L’uomo del fuoco di Joe Hill – recensione4 min read
Reading Time: 3 minutesJoe Hill, in realtà, si chiama Joseph Hillstrom King e, sì, trattasi del figlio del re dell’horror Stephen King. Questa è una precisazione tanto ininfluente quanto obbligata. È ininfluente in quanto ogni storia prescinde chi la scrive e tutto ciò che le è alle spalle, se è scritta bene. Penso che i buoni libri siano come esseri umani adulti, cioè individui autonomi che camminano sulle proprie gambe. Conta ciò che raccontano nel momento in cui noi li leggiamo e non le motivazioni che si celano dietro le loro pagine. Joe Hill potrebbe aver scritto questo romanzo per nodi edipici che non riesce a sciogliere oppure perché è sceso l’arcangelo Gabriele e gli ha detto di farlo che a noi non frega niente. Il libro esiste, si trova in libreria, edito da Sperling & Kupfer al prezzo di 14,90 euro (9,99 versione ebook) col titolo The Fireman – L’uomo del fuoco, e a noi questo interessa. Ma la precisazione è anche obbligata perché… beh dai, se sei il figlio del Re, la cosa non può essere taciuta, tanto più se hai una faccia per cui tutti penserebbero che sei il figlio di King anche se vendessi pentole alla tv.

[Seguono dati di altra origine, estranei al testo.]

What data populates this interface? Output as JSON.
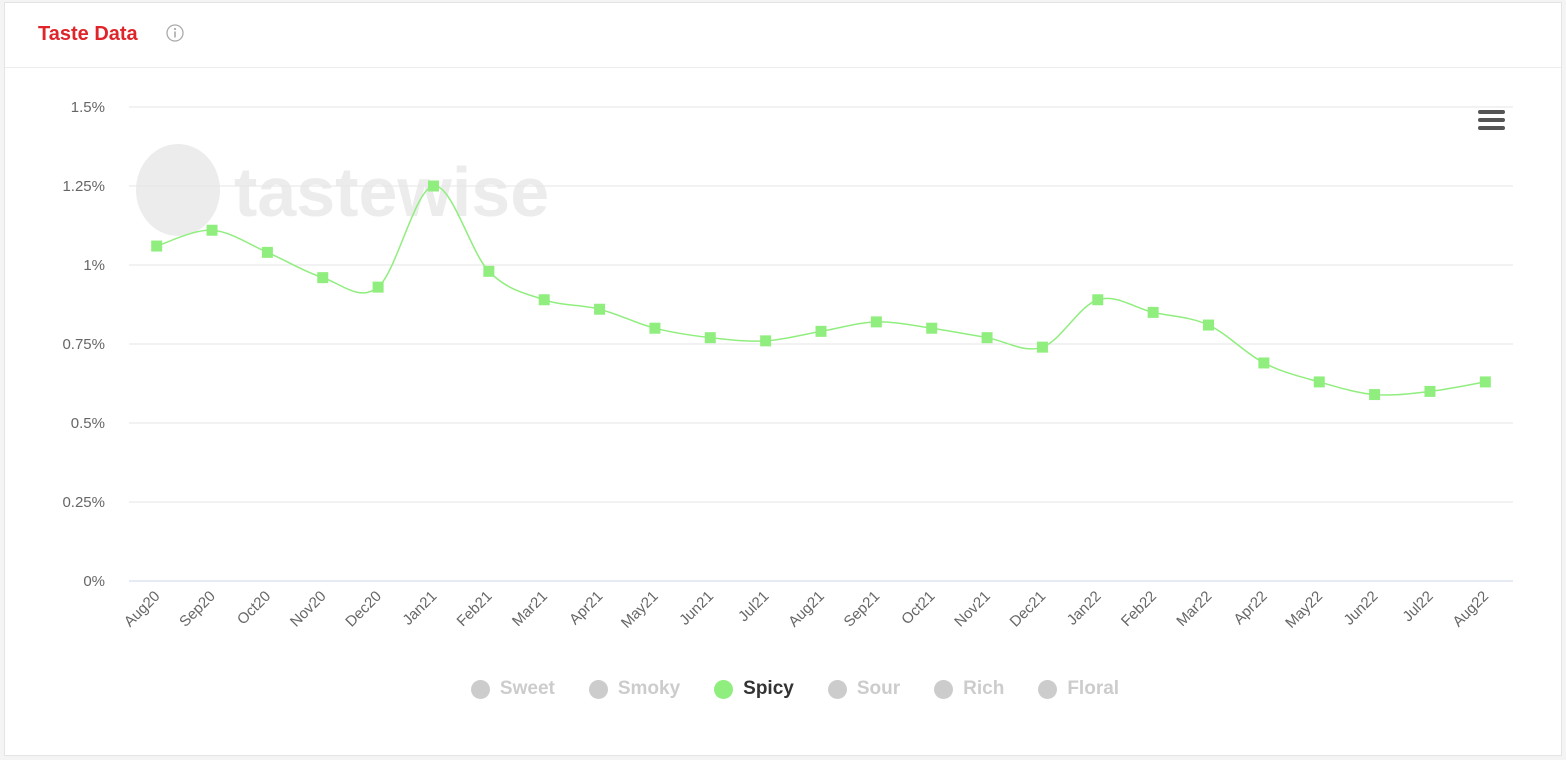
{
  "header": {
    "title": "Taste Data"
  },
  "colors": {
    "title": "#e0252a",
    "series": "#90ee7e",
    "inactive": "#cccccc",
    "axis": "#ccd6eb",
    "grid": "#e6e6e6"
  },
  "icons": {
    "info": "info-icon",
    "menu": "hamburger-menu-icon"
  },
  "watermark": {
    "text": "tastewise"
  },
  "legend": [
    {
      "label": "Sweet",
      "active": false
    },
    {
      "label": "Smoky",
      "active": false
    },
    {
      "label": "Spicy",
      "active": true
    },
    {
      "label": "Sour",
      "active": false
    },
    {
      "label": "Rich",
      "active": false
    },
    {
      "label": "Floral",
      "active": false
    }
  ],
  "chart_data": {
    "type": "line",
    "categories": [
      "Aug20",
      "Sep20",
      "Oct20",
      "Nov20",
      "Dec20",
      "Jan21",
      "Feb21",
      "Mar21",
      "Apr21",
      "May21",
      "Jun21",
      "Jul21",
      "Aug21",
      "Sep21",
      "Oct21",
      "Nov21",
      "Dec21",
      "Jan22",
      "Feb22",
      "Mar22",
      "Apr22",
      "May22",
      "Jun22",
      "Jul22",
      "Aug22"
    ],
    "series": [
      {
        "name": "Spicy",
        "color": "#90ee7e",
        "values": [
          1.06,
          1.11,
          1.04,
          0.96,
          0.93,
          1.25,
          0.98,
          0.89,
          0.86,
          0.8,
          0.77,
          0.76,
          0.79,
          0.82,
          0.8,
          0.77,
          0.74,
          0.89,
          0.85,
          0.81,
          0.69,
          0.63,
          0.59,
          0.6,
          0.63
        ]
      }
    ],
    "ylim": [
      0,
      1.5
    ],
    "yticks": [
      "0%",
      "0.25%",
      "0.5%",
      "0.75%",
      "1%",
      "1.25%",
      "1.5%"
    ],
    "ytick_values": [
      0,
      0.25,
      0.5,
      0.75,
      1,
      1.25,
      1.5
    ],
    "grid": true,
    "legend_position": "bottom"
  }
}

Ok, ora parliamo del romanzo.
In Italia è in due parti. Questo, uscito a settembre è il primo capitolo, il secondo, conclusivo, sarà in libreria a novembre col titolo L’isola della salvezza. La storia, per certi versi, richiama la distopia descritta da Ray Bradbury in Farhenheit 451 ma al contrario. Siamo in un futuro molto vicino, tanto che, en passant, sono citati personaggi come Obama e George Clooney, giusto per suggerire indicazioni temporali. Il mondo è colpito da una pandemia, la Trichophyton draco incendiarius meglio conosciuta come Scaglia di drago. Si tratta di una malattia virale senza cura e trasmessa con il semplice contatto della pelle. I sintomi sono delle macchie nere e spruzzate d’oro che striano la pelle simili a tatuaggi e il decorso porta all’autocombustione: chi la contrae, un bel giorno, diventa una torcia umana. Ma è tutto il mondo che sembra andare a fuoco ed essersi trasformato in un luogo caldo, un enorme braciere su cui l’umanità incenerisce, giorno dopo giorno.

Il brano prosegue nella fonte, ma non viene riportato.